A limit wrong using Wolfram Alpha

Some more observations on Mathematica's behavior: it yields

$$ \frac{d}{dx} \int_1^{x} \frac{e^{-t}}{t} \, dt = \frac{e^{-x} - 1}{x} $$

restricted to $\Im(x) \neq 0$ or $\Re(x) \geq 0$. But changing things slightly gives

$$ \frac{d}{dt} \int \frac{e^{-t}}{t} \, dt = \frac{e^{-t}}{t}. $$

I had originally suspected there was something fishy with the branch cut: Mathematica computes

$$ \int_1^x \frac{e^{-t}}{t} \, dt = -\mathrm{Ei}(-1) - \log(x) - \Gamma(0,x) $$

again restricted to $\Im(x) \neq 0 \vee \Re(x) \geq 0$. However:

• The point we are interested in is away from the branch discontinuity
• I would have expected it to get the derivative right even if there were weird branch issues

(using $x+1$ in the above instead of $x$ does not make any qualitative difference)

Without limits, it computes

$$ \int \frac{e^{-t}}{t} \, dt = \mathrm{Ei}(-t) \color{gray}{+ \mathrm{constant}}$$

If you shift the integrand, you get

$$ \frac{d}{dx} \int_0^x \frac{e^{-(u+1)}}{u+1} \, du = \frac{e^{-(u+1)}}{u+1} $$

and correspondingly

$$ \lim_{y \to 0} \frac{ \int_0^y \frac{e^{-(u+1)}}{u+1} \, du }{3 y} = \frac{1}{3e} $$

(I substituted $x^2 = y$ so that wolfram would finish the calculation for me.

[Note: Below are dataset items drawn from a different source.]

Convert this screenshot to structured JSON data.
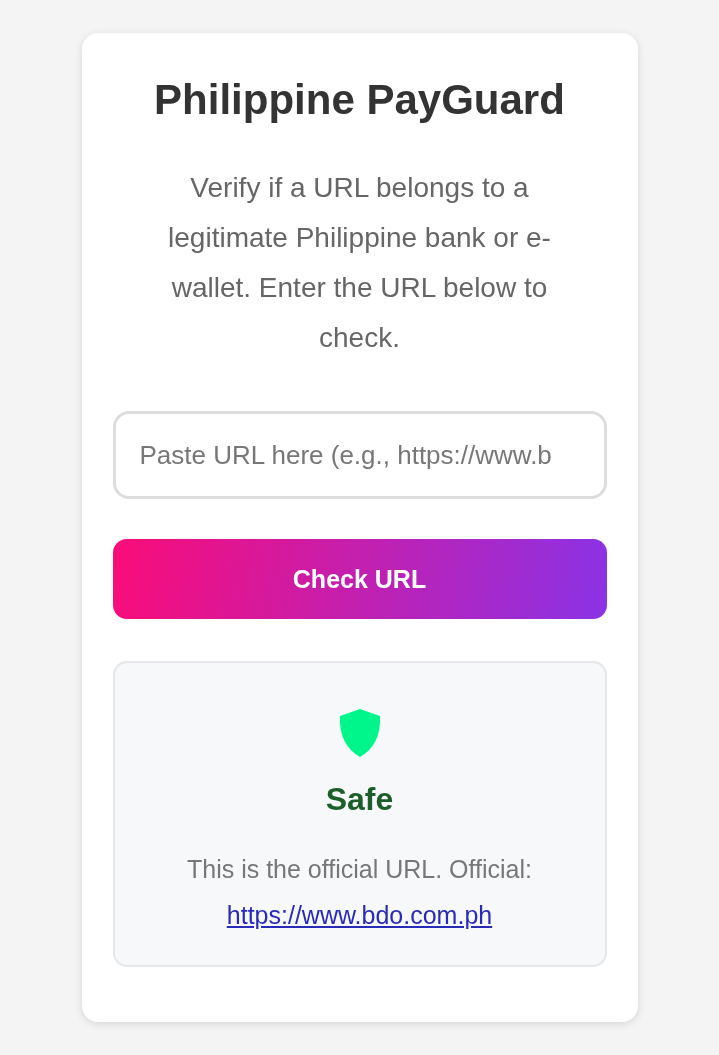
{
  "title": "Philippine PayGuard",
  "description": "Verify if a URL belongs to a legitimate Philippine bank or e-wallet. Enter the URL below to check.",
  "url_field": {
    "placeholder": "Paste URL here (e.g., https://www.b"
  },
  "check_button": "Check URL",
  "result": {
    "kind": "safe",
    "label": "Safe",
    "message": "This is the official URL. Official:",
    "link": "https://www.bdo.com.ph"
  }
}
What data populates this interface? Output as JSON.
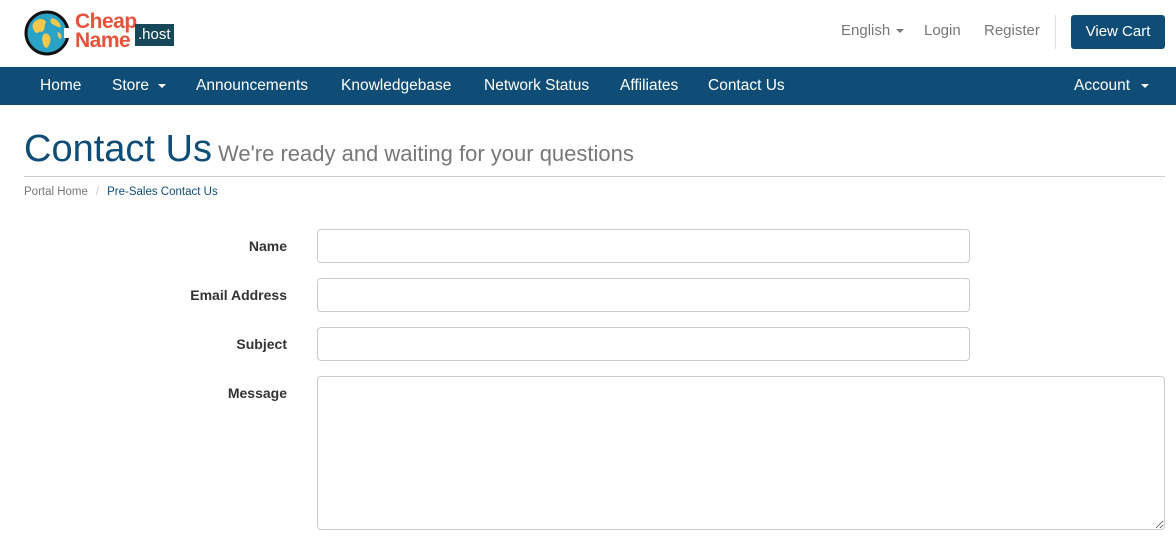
{
  "brand": {
    "line1": "Cheap",
    "line2": "Name",
    "tld": ".host",
    "colors": {
      "accent": "#e8523a",
      "tld_bg": "#17485a",
      "primary": "#0f4d77"
    }
  },
  "header": {
    "language": "English",
    "login": "Login",
    "register": "Register",
    "view_cart": "View Cart"
  },
  "nav": {
    "items": [
      {
        "label": "Home"
      },
      {
        "label": "Store"
      },
      {
        "label": "Announcements"
      },
      {
        "label": "Knowledgebase"
      },
      {
        "label": "Network Status"
      },
      {
        "label": "Affiliates"
      },
      {
        "label": "Contact Us"
      }
    ],
    "account": "Account"
  },
  "page": {
    "title": "Contact Us",
    "subtitle": "We're ready and waiting for your questions",
    "breadcrumb": {
      "home": "Portal Home",
      "sep": "/",
      "current": "Pre-Sales Contact Us"
    }
  },
  "form": {
    "name_label": "Name",
    "name_value": "",
    "email_label": "Email Address",
    "email_value": "",
    "subject_label": "Subject",
    "subject_value": "",
    "message_label": "Message",
    "message_value": ""
  }
}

This substitution does not make a qualitative difference in the original)

I think the key difference is that in the first version, the branch point is $t=0$, and Mathematica focuses on the behavior there -- which is inherently weird and strange because it's a branch point (and given that, I'm not sure if using the result leads to computing something correct but strange, or something ill-defined). But in the second version, the branch point is at $u=-1$, but Mathematica still focuses on $u=0$ so it gets sane results.

Mathematica is wrong because everything in sight is positive.

Unfortunately I cannot say what Mathematica is doing wrong.